Everyone's favorite tool can fall from grace the moment something faster, cheaper, or shinier shows up and it did -

Google Labs gave Stitch, its AI design tool a major glow up -

  • Generates a wireframe from a text OR voice prompt

  • Responds well to feedback

  • and it is free!

Because of this Figma's stock dropped 12% the next morning.

On a personal note - UI/UX folk I think you should try to get into product or engineering side of things as well to help build up your roles and responsibilities. Reply to this email for a one-on-one consultation!

How to apply this:

  1. Run a 30-minute Stitch trial on your next feature spec — generate three layout variants, screenshot them, and drop them into your design review. If it saves one async back-and-forth with your design team it has paid for itself (cost: $0).

  2. If your team uses Figma for early wireframing specifically, evaluate whether Stitch can replace that phase while Figma remains for production polish — a two-tool workflow that costs less overall.

  3. Stitch outputs can be exported and imported into Figma as a starting point — use it as a rapid first draft generator, not a replacement for your design system.

  4. For teams without a dedicated designer, Stitch changes the calculus on when to involve design in the process. Early visual alignment is now feasible at the engineering-PM stage, before any design resource is allocated.

  5. Watch Google's I/O 2026 (Google's annual developer conference, typically held in May) for Stitch's enterprise roadmap announcement — whether it gets a paid tier, API access, or deeper Workspace integration will determine its long-term viability.

Story 2

Light Replaces Copper Wires?!

  • Massive Co-Investment: NVIDIA and AMD jointly invested $500M in Ayar Labs (Series E), valuing the startup at $3.75B – a significant move reflecting a shared industry concern.

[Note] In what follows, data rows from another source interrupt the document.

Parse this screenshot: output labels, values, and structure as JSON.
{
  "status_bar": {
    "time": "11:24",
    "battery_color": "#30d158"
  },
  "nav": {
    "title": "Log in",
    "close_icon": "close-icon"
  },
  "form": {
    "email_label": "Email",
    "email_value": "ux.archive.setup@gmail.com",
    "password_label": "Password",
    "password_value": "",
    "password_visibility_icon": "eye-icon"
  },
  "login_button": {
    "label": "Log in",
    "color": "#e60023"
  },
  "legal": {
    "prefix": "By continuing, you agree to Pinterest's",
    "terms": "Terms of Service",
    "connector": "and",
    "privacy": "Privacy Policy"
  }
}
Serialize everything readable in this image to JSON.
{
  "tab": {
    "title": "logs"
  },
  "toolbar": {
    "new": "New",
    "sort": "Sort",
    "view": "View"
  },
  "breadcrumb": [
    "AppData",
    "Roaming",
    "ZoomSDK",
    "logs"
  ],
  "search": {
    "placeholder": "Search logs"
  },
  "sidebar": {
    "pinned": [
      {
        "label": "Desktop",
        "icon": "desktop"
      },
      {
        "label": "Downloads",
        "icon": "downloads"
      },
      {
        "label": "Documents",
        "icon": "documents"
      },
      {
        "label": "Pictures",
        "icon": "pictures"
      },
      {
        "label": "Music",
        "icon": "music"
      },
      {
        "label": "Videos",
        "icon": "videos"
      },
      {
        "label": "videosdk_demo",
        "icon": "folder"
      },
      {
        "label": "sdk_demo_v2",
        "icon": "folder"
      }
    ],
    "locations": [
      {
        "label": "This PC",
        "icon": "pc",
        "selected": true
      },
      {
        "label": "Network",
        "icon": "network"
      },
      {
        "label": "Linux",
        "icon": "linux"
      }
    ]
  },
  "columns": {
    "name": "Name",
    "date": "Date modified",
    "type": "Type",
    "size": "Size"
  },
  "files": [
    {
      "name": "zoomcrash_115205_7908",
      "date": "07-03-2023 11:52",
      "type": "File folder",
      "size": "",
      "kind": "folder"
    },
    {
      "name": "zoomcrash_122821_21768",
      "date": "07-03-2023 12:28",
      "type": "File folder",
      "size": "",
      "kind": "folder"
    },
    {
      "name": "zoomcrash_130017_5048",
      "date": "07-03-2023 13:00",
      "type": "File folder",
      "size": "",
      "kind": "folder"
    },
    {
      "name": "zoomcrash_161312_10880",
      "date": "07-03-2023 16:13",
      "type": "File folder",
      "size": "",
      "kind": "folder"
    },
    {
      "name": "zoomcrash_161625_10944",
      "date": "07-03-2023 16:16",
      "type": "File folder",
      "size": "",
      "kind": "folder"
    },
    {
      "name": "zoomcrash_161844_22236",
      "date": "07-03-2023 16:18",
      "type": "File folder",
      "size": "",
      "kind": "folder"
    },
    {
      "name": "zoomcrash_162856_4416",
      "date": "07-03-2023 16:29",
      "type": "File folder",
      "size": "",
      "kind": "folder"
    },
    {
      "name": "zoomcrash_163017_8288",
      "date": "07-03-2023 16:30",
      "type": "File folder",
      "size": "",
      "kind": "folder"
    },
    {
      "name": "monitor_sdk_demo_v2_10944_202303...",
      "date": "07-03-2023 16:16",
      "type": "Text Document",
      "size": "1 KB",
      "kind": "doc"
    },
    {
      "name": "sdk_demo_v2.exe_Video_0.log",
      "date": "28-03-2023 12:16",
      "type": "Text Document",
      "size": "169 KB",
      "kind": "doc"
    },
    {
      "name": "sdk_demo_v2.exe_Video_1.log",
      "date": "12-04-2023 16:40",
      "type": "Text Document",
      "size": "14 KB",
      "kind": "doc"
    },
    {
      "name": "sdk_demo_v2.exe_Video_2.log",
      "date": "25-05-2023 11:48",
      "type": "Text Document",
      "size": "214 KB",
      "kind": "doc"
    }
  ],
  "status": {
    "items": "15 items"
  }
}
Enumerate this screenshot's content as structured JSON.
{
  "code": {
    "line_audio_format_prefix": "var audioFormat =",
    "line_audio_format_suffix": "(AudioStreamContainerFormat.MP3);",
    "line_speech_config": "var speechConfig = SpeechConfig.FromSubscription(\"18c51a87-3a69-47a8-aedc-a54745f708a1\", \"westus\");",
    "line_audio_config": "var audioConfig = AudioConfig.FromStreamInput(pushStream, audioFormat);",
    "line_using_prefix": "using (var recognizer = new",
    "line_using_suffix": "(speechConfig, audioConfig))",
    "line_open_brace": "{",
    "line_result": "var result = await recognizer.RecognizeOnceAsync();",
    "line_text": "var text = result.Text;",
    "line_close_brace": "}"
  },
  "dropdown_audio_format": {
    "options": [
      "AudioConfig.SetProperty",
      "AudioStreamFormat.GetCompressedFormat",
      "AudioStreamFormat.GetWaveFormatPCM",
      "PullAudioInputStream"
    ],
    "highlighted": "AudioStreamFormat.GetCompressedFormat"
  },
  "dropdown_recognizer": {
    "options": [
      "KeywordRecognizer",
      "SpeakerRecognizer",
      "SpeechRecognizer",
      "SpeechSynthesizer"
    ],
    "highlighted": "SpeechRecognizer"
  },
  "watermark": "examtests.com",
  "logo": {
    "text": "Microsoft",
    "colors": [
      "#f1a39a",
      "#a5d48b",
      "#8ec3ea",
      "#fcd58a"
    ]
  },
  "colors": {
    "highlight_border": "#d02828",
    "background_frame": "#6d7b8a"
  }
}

  • The Copper Problem: The primary bottleneck in AI training clusters isn't GPU compute power, but the speed of data transfer via copper interconnects.

  • Physics Limitations: Copper degrades signals over distance, generates heat, and limits bandwidth, hindering the scaling of AI models.

  • Ayar Labs' Solution: CPO (Co-Packaged Optics):

    • Silicon Waveguides: The core of CPO is using tiny, precisely engineered channels carved into silicon – these are called waveguides. Waveguides are designed to trap and guide light.

    • Laser Encoding: Instead of sending electrical signals, data (in the form of gradient updates) is converted into light pulses using a laser.

    • Light Transmission: These laser pulses travel through the silicon waveguides, carrying the data.

    • Minimal Degradation: Light experiences far less signal degradation than electrical signals over the same distance. The waveguide design minimizes losses.

    • No Heat: Light carries no electrical current, so it doesn't generate heat.

  • TeraPHY Chiplets: Ayar Labs’ chips (TeraPHY) are integrated directly alongside GPUs in the same package.

  • 1,024-GPU All-Photonic Server Rack (2028 Target): Ayar Labs partnered with Wiwynn to develop a rack supporting 1,024 GPUs utilizing photonic interconnects – a critical form factor for future AI training.

  • Market Signal: The NVIDIA/AMD co-investment clearly signals that CPO is transitioning from experimental to a core infrastructure commitment.

Story 3

Before V-JEPA 2.1, Models Turned the World into a Monet

“Rounded Flower Bed (Corbeille de fleurs)” (1876), Claude Monet.

We have all seen bad video camera footage. Whether it is a security cam footage trying to ID a criminal (why is it always the worst quality 😭). Or uploading a video to your laptop. There is a chance it gets pixelated… or monet-ified.

Looking at this painting afar you can tell it is a garden, but who is the women? What type of flowers are those? What kind of dress is she wearing?

Well for vision models, no matter how sharp the video, the model was never trained to hold onto the detail. It always monet-ified it.

Traditionally, training for video models only rewarded scene-level understanding so the the fix was:

  • Measure prediction quality on every token not just the hidden ones

  • Evaluate intermediate layers directly not just the final output.

Suddenly the model had to justify keeping the fine-grained detail at every step.

A relevant real word application:

  • Pinterest gets your vibe digitally. But a physical system reading you in a store couldn't execute on it — it could say "blazer" but couldn't read the structured Celine bag, the gold hardware, the knee-length hem, the whole visual language of what you're actually building toward. V-JEPA 2.1 is what closes that gap.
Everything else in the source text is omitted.